First, we have reflex tears, which are tears unrelated to emotion and induced when your body senses something is wrong in the environment. The lacrimal gland, located between the eyeball and the eyelid, will produce reflex tears to protect your eyes from threatening air particles like dust, smoke or most infamously: the stinging fumes of an onion. When you blink, the teardrop spreads across the surface of your eye and accumulates into a pool, which is when your eyes well up. Once too much liquid collects together, the pool overflows and sends tears trickling down your face, thereby washing out any irritants.
On the other hand, we have psychic tears. These are the kind caused by a surge of strong emotion, which could range anywhere from pure joy to utter devastation. You could shed psychic tears because you’re feeling stressed beyond comparison, because you’re overwhelmed with nostalgia, or even because your friend’s jokes are just way too hilarious. The reason why all of these unrelated situations produce the same tearful outcome is due to the work of a neurotransmitter called acetylcholine. Acetylcholine links the autonomic nervous system, which is the neural system that you can’t control, to the lacrimal tear system. When your body undergoes a particularly emotional response to any kind of stimulus, your nervous system will release acetylcholine, which will then move to trigger tear production in the lacrimal apparatus.
The noteworthy part of this process is the uncontrollability of its origin. Most people cry when they lose control over their emotions, when their bodies take over and react for them. This can often be because they encounter something that is out of their realm of control in the first place, and all they can do is succumb to an emotional response. But that begs the question, why crying as an emotional response? What will crying attain for us that no other bodily function can?
The answer brings us back to the very beginning of our discussion: crying for help. Regardless of whether you are a small child or a grown person, weeping makes you look vulnerable. Those watery eyes, woeful sniffles and dampened cheeks—all signs point to a guard that has fallen, which can in turn cast a very strong emotional effect on surrounding people. Most individuals tend to feel more sorry for those who are visibly crying, and as a result, they are more inclined to help those people. This idea is supported by a 2013 study held by Tilburg University in which participants were shown photographs of people with sad and neutral expressions with and without tears. In both rounds of the study, the participants showcased a higher perceived need for social support amid the people depicted with tears. This study indicates that tears do serve as a prominent visual cue for sadness and the need for outside care, and they help promote person-to-person connection.
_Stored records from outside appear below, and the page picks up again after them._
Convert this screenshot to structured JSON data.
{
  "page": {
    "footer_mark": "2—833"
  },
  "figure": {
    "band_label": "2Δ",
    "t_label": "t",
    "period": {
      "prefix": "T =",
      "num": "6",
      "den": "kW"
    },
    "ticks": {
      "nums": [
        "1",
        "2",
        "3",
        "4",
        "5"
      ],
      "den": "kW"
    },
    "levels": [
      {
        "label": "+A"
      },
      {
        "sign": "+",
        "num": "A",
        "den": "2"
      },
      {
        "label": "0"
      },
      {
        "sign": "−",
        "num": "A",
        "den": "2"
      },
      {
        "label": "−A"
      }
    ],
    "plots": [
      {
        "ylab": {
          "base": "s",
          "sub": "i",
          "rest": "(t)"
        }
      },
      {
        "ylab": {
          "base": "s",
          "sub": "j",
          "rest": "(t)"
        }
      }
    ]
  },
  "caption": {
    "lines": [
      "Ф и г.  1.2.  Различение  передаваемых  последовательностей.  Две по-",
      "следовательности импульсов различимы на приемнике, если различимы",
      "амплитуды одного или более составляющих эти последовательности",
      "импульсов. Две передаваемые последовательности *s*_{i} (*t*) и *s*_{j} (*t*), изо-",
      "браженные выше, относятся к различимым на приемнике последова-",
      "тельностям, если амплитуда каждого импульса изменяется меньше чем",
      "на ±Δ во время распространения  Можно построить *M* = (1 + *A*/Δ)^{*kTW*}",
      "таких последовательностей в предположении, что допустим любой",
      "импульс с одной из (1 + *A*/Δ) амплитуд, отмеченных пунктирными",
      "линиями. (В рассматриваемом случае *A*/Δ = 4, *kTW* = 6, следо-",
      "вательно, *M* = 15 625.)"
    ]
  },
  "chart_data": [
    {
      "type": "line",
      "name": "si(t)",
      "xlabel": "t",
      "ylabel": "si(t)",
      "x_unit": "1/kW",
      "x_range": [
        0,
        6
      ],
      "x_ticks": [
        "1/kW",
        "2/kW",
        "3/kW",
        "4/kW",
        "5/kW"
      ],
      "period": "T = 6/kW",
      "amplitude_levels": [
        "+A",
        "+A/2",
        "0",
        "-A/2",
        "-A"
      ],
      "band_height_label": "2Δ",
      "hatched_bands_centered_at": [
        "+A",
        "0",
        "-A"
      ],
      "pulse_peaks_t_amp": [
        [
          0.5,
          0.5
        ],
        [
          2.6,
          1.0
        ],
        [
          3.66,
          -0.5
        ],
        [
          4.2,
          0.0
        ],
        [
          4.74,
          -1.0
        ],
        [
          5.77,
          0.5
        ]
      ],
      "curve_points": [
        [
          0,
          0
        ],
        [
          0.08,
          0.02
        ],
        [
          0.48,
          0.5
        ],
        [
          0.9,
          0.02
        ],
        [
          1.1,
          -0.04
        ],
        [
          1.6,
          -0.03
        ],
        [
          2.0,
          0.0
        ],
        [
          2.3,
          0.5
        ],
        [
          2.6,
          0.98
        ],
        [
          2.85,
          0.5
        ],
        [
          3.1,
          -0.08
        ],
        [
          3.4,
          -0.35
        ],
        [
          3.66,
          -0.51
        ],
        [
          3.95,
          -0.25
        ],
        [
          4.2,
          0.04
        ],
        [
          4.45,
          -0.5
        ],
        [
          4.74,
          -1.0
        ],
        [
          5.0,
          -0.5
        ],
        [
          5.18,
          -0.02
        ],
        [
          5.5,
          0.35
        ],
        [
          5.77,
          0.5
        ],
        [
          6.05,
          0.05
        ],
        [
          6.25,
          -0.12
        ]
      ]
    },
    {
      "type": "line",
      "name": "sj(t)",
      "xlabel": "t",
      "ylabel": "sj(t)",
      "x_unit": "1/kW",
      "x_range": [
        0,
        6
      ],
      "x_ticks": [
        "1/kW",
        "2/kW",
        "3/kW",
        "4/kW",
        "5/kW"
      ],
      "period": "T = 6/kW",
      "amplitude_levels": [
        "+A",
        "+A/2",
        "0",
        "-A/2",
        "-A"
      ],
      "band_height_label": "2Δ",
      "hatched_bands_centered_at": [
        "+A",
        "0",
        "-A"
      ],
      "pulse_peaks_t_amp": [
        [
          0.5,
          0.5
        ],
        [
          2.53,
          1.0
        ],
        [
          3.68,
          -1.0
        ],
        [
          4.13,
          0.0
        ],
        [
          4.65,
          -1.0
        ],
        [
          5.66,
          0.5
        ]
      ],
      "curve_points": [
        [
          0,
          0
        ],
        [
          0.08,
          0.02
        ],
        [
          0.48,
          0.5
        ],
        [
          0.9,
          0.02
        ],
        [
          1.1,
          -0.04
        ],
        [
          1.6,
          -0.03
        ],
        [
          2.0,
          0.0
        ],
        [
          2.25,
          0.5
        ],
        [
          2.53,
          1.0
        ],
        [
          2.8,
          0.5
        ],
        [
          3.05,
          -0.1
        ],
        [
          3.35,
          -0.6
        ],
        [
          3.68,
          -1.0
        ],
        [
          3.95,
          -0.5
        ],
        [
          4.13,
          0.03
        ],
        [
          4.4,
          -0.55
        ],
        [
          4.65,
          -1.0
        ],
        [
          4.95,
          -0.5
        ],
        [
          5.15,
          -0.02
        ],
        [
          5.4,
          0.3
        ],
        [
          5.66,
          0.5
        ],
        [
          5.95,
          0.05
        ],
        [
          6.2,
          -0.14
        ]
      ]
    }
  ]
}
Not to mention, scientists have found higher protein content in psychic tears than in reflex tears, which causes them to be thicker and stickier. This makes it more likely for people to notice them as they run slowly down your face, helping you procure any emotional support or comfort that you need.
Among these greater levels of proteins reside adrenocorticotropic hormones, which are associated with increased stress levels. Some scientists deduce that people cry to purge these stress-associated chemicals from their bodies and restore their bodies to an emotional balance. And although studies heretofore have not been fully conclusive, it’s widely accepted that turning on the waterworks can be a truly cathartic experience. You get to release all those bottled-up feelings through your tears, and it could feel like letting out one big sigh of relief. It’s also noteworthy that when you cry in response to physical pain, like stubbing your toe or getting a papercut, your body will release endorphins and oxytocin, which are feel-good natural chemicals that can help placate your discomfort and improve your mood.
The takeaway from all of this is that we cry to make ourselves feel better. This improved condition can be achieved through supportive interpersonal connection or through the act of crying itself as an inherently self-soothing procedure. Even though we cannot control how it begins, we can control what we get out of it, and that is healing.